How can I change a range of bits in an unsigned byte (or bigger) without caring what are the current bits at those ranges.
0bXXXX'XXXX
I want to set bits at positions 2,3,4 to 0b101, so at the end the byte should become:
0bXXXX'101X
The mask for 2,3 and 4 bits I think will be 0b0000'1110 or 12
I tried:
unsigned char b = 255;
b = 0b101 & ~( 12 << 1);
But this prints:
0000'0101
Clear bits: byte &= ~(0b111 << 2);
Set bits to some data: byte |= 0b101 << 2;
But note rule #1: no "magic numbers". Wth is 0b101 and why are we shifting it by 2? So start by defining named constants.

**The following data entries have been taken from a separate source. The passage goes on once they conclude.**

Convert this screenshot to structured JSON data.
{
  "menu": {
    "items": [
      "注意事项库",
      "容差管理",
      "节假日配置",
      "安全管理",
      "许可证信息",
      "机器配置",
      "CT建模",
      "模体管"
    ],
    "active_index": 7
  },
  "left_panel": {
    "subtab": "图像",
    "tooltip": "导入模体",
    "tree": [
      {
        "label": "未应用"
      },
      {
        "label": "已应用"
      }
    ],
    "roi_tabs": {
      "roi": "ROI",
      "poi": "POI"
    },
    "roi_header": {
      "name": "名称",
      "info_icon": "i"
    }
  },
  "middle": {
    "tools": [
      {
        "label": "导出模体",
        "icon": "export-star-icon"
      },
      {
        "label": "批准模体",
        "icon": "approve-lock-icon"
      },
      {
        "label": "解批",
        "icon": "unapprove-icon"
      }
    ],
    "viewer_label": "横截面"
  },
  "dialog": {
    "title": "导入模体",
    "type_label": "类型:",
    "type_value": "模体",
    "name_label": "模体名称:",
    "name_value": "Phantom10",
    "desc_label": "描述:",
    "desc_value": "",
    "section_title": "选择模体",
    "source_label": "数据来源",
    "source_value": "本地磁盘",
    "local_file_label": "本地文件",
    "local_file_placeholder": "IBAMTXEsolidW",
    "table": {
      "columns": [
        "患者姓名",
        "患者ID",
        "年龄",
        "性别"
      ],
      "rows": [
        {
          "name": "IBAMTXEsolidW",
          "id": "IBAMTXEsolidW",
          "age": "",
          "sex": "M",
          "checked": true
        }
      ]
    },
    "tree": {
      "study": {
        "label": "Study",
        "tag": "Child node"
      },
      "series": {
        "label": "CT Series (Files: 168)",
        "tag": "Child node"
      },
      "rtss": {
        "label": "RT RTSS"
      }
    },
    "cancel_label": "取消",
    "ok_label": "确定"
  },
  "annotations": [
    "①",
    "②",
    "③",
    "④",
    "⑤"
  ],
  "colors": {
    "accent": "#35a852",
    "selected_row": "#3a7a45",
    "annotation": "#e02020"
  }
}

If the bit-field we are dealing with is named "FOO", then for example:
#define FOO_POS 2
#define FOO_MASK 0x7u
#define FOO (FOO_MASK << FOO_POS)
Complete example (C23):
#include <stdio.h>
#define FOO_POS 2
#define FOO_MASK 0x7u
#define FOO (FOO_MASK << FOO_POS)
int main(void)
{
unsigned int bar = 0xFF;
printf("%.2X %.8b\n", bar, bar);
bar &= ~FOO;
printf("%.2X %.8b\n", bar, bar);
bar |= ((0b101 & FOO_MASK) << FOO_POS);
printf("%.2X %.8b\n", bar, bar);
}
Just don't take such macros too far and start inventing some ugly setter/getter macro language for setting bits. C programmers are expected to know bitwise operations so there's no need to hide them behind ugly macros, as they are already the most clear when typed out explicitly.